Wilhelm Hofmann, assistant professor of behavioral science, studies social and personality psychology, with a special emphasis on self-regulation and consumer, health, and moral decision making. “I am intrigued by the question of why people sometimes (and some more often) act against their better judgments and intentions. The problem of self-control is not only fascinating from a theoretical perspective, it has huge implications for how we life our everyday lives.” says Hofmann.
Christopher K. Hsee
Christopher K. Hsee, Theodore O. Yntema Professor of Behavioral Science and Marketing, conducts research on the interplay between psychology and economics, happiness, marketing, and cross-cultural psychology. He serves or has served on the editorial boards of several academic journals, including the Journal of Marketing Research, Organizational Behavior and Human Decision Processes, Journal of Behavior Decision Making, and Management and Organization Review.
Devin G. Pope
Devin G. Pope, associate professor of behavioral science and Robert King Steel Faculty Fellow, studies a variety of topics at the intersection of economics and psychology. He has published work in the American Economic Review, Management Science, Psychological Science, Journal of Human Resources, and the Journal of Economic Perspectives among others.
Jane L. Risen
Jane L. Risen, associate professor of behavioral science, conducts research in the areas of judgment and decision making, intuitive belief formation, magical thinking, stereotyping and prejudice, and managing emotion.
Anuj K. Shah
Anuj K. Shah, assistant professor of behavioral science, studies how people make decisions when resources are scarce. In one line of work, he focuses on the psychology that arises when people experience scarcity of more tangible resources, such as money or time. In another line of work, he focuses on how people make decisions with limited cognitive resources.
Richard H. Thaler
Richard H. Thaler, Ralph and Dorothy Keller Distinguished Service Professor of Behavioral Science and Economics, studies behavioral economics and finance as well as the psychology of decision making, which lies in the gap between economics and psychology. His latest book, Nudge, has found favor in influencing political thinkers in both the United States and England.

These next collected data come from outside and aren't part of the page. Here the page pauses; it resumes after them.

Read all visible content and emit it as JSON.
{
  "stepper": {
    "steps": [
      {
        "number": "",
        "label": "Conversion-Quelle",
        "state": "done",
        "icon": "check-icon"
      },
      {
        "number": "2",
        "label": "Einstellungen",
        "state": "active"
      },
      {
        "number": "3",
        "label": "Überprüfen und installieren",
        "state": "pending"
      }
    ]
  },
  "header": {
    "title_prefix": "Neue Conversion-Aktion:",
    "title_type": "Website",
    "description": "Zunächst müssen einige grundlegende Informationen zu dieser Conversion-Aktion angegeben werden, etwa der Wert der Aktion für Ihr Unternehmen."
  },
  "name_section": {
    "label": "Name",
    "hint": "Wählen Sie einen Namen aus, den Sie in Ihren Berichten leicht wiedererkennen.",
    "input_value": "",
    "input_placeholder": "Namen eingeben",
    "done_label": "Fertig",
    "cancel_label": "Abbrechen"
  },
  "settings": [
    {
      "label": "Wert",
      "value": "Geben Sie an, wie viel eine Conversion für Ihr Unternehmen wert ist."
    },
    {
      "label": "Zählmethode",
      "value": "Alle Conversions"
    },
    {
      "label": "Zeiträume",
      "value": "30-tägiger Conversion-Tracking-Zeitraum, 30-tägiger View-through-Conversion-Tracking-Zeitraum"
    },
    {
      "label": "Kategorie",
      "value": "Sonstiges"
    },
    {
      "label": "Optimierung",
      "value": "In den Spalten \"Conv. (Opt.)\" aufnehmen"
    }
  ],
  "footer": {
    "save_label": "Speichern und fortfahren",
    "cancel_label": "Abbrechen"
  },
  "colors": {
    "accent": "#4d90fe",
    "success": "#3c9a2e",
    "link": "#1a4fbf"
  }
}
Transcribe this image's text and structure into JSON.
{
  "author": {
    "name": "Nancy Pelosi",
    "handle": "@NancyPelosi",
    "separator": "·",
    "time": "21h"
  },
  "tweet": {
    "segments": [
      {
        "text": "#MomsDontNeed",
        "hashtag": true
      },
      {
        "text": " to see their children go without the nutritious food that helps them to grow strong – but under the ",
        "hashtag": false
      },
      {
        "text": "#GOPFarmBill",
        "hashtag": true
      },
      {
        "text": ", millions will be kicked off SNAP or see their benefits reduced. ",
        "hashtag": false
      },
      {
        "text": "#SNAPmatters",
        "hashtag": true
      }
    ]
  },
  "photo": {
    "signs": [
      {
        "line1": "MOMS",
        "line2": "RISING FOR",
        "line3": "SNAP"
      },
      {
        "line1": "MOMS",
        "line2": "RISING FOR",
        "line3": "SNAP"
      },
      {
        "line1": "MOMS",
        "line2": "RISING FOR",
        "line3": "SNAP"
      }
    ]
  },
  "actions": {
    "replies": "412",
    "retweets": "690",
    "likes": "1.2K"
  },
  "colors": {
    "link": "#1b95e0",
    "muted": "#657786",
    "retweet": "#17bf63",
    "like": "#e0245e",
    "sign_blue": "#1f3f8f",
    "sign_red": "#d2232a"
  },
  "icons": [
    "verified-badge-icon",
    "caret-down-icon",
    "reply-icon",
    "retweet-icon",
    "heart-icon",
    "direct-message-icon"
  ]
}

Bernd Wittenbrink, professor of behavioral science, is interested in the psychology of person perception and social judgment, specifically the impact that stereotypes and group attitudes may have on people's decisions and behaviors. His research has been published in the Journal of Personality and Social Psychology, the Journal of Experimental Social Psychology, and Social Cognition. His book on recent developments in attitude measurement, Implicit Measures of Attitudes, coauthored with N. Schwarz, is published by Guilford Press.
George Wu, professor of behavioral science, studies the psychology of individual, managerial, and organizational decision making; decision analysis; and cognitive biases in bargaining and negotiation. Wu is a department editor of Management Science and on numerous other editorial boards, including Decision Analysis, Journal of Behavioral Decision Making, Journal of Risk and Uncertainty, and Theory and Decision.